La doctora Edna Skylar recibió a Myron en el vestíbulo del St. Barnabas Medical Center. Llevaba el atavío propio: bata blanca, la chapa con su nombre y el logo del hospital, un estetoscopio colgado del cuello y un sujetapapeles en la mano. También tenía el imponente porte de los médicos, con esa envidiable postura y la ligera sonrisa, además del apretón de manos firme pero no demasiado.

Myron se presentó. Ella le miró a los ojos y dijo:

– Hábleme de la chica desaparecida.

Su voz no dejaba lugar a discusiones. Myron necesitaba que confiara en él, de modo que le contó la historia sin mencionar el nombre de Aimee. Permanecieron en el vestíbulo. Pacientes y visitantes pasaban a su lado, algunos muy cerca.

– Podríamos hablar en un sitio más privado -dijo Myron.

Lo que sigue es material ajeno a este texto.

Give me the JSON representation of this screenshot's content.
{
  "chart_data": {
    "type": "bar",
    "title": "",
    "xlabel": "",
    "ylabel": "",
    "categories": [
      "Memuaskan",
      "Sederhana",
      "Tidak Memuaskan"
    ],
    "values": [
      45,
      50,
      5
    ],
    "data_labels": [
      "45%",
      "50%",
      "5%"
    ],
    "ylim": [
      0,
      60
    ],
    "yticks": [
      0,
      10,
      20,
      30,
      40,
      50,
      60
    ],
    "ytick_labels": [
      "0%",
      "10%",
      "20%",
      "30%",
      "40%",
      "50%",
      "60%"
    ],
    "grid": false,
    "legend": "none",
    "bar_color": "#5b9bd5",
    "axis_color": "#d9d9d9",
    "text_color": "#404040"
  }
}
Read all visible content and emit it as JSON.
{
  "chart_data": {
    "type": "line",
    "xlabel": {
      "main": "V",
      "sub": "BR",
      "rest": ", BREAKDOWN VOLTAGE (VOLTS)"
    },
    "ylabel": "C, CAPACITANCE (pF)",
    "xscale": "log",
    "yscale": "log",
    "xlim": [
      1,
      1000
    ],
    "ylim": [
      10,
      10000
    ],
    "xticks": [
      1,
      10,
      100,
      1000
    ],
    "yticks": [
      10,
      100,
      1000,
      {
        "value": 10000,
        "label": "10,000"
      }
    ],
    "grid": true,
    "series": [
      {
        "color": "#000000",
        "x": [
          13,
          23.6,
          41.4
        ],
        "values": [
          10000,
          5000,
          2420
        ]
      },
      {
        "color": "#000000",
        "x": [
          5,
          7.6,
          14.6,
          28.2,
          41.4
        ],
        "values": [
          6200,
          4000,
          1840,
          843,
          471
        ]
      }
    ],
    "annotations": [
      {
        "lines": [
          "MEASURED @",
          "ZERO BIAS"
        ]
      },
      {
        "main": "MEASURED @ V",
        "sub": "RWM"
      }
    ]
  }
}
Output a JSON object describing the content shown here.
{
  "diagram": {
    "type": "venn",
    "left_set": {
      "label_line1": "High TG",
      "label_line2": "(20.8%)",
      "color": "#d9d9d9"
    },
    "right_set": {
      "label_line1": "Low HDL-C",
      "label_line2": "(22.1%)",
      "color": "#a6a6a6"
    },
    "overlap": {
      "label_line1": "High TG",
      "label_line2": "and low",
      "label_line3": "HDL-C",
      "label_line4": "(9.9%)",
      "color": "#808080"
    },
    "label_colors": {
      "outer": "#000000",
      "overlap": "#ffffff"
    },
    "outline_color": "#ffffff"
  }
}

Edna Syklar sonrió, pero sin entusiasmo.

– Estas personas tienen preocupaciones mucho más importantes para ellos que nosotros.

Myron asintió. Vio a un anciano en una silla de ruedas con una máscara de oxígeno, vio a una mujer pálida con una peluca mal puesta que firmaba su ingreso con una expresión al mismo tiempo resignada y desconcertada, como si se preguntara si algún día saldría de allí o si aquello valía la pena.